#  Music Recommendations at Scale with Spark
## Summary of Christopher Johnson's Talk (Spotify)

## In his talk *"Music Recommendations at Scale with Spark"*, Christopher Johnson describes how Spotify uses large-scale recommender systems to help users discover new music from over 40 million songs. 

## Music streaming services rely on large-scale recommender systems to improve user experience and engagement by helping users discover new songs.

# Key points:
## - Spotify combines **personalized recommendations**, **artist radios**, and **similar artist discovery**.
## - They use both **manual curation** (expert tagging of musical attributes) and **automated analysis** (e.g., via The Echo Nest's audio content analysis).
## - The core of Spotify’s large-scale recommendations relies on **collaborative filtering**, particularly **implicit matrix factorization**:
##     - Instead of explicit ratings (like Netflix stars), Spotify uses **implicit feedback** (binary: streamed or not, or weighted by play count).
##     - This feedback forms a large sparse matrix (users × songs).
## - They solve for latent factors using **alternating least squares (ALS)**:
##    - Fix item vectors → solve user vectors (ridge regression)
##     - Fix user vectors → solve item vectors
##    - Iterate until convergence
## - Three implementation strategies were discussed:
###     1️⃣ **Broadcast everything** (inefficient, lots of shuffling)  
###     2️⃣ **Full gridify** (better caching, still heavy network traffic)  
###     3️⃣ **Half gridify** (optimal balance of memory use and network traffic)
## - Switching from Hadoop (10 hours) to Spark reduced training time dramatically:
##     - Spark full gridify: 3.5 hours
##     - Spark half gridify: 1.5 hours
## - Techniques like **Kryo serialization** helped improve performance over default Java serialization.

# Why Implicit Feedback?

## In music streaming, users rarely provide explicit ratings (like stars).

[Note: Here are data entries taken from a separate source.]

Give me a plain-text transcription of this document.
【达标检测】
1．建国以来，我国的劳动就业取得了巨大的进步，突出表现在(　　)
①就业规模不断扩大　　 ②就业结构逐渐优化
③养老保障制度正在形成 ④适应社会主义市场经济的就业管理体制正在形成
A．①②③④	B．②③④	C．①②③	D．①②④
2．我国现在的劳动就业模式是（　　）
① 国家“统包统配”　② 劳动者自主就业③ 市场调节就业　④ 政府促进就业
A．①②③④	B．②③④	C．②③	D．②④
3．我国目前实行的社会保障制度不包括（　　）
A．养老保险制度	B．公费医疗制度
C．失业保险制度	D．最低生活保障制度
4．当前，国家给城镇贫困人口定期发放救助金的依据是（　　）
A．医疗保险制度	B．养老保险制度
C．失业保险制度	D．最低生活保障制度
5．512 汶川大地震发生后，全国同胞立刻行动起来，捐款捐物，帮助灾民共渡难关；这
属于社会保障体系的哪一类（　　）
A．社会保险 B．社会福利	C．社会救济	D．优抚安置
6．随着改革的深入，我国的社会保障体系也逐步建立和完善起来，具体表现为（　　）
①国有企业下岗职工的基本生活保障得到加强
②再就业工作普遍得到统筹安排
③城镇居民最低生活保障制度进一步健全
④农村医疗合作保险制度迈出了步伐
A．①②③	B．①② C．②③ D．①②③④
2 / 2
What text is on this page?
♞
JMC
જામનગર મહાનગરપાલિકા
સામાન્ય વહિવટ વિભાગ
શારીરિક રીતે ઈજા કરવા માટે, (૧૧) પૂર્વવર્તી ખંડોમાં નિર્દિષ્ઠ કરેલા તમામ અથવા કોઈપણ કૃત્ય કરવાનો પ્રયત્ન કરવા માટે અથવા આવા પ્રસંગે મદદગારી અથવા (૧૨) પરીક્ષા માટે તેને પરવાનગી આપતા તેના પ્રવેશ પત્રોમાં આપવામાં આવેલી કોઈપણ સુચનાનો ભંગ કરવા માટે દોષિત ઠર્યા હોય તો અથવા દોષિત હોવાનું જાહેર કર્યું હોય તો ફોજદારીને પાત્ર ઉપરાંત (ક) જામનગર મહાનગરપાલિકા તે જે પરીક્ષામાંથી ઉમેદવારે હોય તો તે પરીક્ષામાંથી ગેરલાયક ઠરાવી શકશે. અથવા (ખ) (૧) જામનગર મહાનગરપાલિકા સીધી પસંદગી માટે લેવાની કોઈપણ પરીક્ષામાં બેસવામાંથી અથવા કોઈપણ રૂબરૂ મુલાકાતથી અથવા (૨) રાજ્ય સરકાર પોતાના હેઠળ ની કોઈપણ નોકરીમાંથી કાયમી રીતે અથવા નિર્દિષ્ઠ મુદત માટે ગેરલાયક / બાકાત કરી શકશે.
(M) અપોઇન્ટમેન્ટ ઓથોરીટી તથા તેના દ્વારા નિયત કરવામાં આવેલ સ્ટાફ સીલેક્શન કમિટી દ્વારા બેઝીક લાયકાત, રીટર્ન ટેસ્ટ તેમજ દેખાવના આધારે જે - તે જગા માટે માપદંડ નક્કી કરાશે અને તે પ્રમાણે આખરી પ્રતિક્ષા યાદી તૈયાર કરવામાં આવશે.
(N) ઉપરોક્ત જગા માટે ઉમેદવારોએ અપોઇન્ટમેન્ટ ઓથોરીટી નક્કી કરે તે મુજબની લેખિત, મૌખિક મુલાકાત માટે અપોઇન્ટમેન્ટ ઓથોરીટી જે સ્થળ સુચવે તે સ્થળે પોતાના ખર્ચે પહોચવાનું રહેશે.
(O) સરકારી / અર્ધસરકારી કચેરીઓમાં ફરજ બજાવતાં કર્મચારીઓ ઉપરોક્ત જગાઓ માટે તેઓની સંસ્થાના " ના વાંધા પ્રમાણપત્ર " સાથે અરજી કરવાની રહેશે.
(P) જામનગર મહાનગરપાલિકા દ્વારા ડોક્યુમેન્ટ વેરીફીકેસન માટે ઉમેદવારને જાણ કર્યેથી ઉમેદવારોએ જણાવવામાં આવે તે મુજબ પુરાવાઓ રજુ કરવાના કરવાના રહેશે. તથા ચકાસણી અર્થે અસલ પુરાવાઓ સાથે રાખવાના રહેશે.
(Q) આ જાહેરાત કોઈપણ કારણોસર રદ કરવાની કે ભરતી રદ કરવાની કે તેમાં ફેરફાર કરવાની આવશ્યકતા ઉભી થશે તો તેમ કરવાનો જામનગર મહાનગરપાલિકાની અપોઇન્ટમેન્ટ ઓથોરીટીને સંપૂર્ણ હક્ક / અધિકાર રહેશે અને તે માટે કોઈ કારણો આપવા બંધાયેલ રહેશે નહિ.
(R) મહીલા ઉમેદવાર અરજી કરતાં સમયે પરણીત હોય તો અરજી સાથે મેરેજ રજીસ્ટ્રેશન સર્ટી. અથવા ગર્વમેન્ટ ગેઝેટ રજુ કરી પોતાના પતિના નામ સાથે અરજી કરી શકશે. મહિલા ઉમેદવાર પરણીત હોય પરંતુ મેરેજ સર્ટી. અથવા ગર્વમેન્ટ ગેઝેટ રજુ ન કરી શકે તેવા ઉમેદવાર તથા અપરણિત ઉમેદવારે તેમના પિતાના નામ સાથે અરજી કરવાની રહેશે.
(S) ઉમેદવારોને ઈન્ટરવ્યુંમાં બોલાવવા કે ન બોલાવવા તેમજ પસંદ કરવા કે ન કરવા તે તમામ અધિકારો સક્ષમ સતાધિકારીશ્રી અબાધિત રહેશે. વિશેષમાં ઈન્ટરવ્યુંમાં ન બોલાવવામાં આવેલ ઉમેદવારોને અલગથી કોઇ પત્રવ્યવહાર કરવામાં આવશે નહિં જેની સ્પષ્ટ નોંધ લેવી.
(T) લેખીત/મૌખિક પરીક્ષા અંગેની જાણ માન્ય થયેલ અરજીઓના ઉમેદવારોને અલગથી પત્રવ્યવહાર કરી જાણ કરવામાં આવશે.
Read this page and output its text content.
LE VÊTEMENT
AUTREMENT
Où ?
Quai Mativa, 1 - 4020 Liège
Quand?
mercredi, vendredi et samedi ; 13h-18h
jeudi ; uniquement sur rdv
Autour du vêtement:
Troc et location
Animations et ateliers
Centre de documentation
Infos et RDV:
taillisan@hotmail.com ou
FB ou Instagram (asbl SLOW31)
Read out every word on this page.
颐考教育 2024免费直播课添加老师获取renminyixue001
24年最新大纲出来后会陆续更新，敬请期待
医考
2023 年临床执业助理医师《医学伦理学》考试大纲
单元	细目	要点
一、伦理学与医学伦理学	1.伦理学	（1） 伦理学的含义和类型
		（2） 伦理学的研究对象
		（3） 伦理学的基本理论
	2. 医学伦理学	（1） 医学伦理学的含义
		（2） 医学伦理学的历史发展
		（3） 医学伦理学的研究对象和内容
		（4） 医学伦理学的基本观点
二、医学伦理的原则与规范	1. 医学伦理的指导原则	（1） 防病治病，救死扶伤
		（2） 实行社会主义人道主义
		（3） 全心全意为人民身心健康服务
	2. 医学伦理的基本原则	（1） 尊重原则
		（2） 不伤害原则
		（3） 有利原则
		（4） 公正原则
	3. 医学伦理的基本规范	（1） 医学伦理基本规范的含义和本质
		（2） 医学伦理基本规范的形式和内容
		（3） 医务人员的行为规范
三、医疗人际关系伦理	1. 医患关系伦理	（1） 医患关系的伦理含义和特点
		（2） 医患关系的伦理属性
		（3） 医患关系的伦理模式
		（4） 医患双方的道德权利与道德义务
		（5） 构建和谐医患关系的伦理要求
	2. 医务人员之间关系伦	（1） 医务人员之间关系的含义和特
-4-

Instead, their listening behavior—such as how often they play a song—provides implicit feedback. Modeling implicit feedback allows the system to learn preferences from abundant real usage patterns, which are more reflective of user interest than sparse explicit ratings.


# Example: Implicit Matrix Factorization with PySpark ALS
## The code below illustrates implicit matrix factorization using Spark's built-in ALS module.

In [56]:
# Import Spark libraries
from pyspark.sql import SparkSession
from pyspark.ml.recommendation import ALS

# Start Spark session
# SparkSession is the entry point to programming Spark with the Dataset and DataFrame API.
spark = SparkSession.builder.appName("SpotifyALSExample").getOrCreate()

In [58]:
# Example dataset: userId, songId, implicit play count (e.g., number of streams)
data = [
    (0, 10, 3.0),
    (0, 20, 1.0),
    (0, 30, 2.0),
    (1, 10, 4.0),
    (1, 30, 1.0),
    (2, 20, 5.0),
    (2, 30, 3.0)
]

columns = ["userId", "songId", "playCount"]

# Create Spark DataFrame
ratings = spark.createDataFrame(data, columns)

ratings.show()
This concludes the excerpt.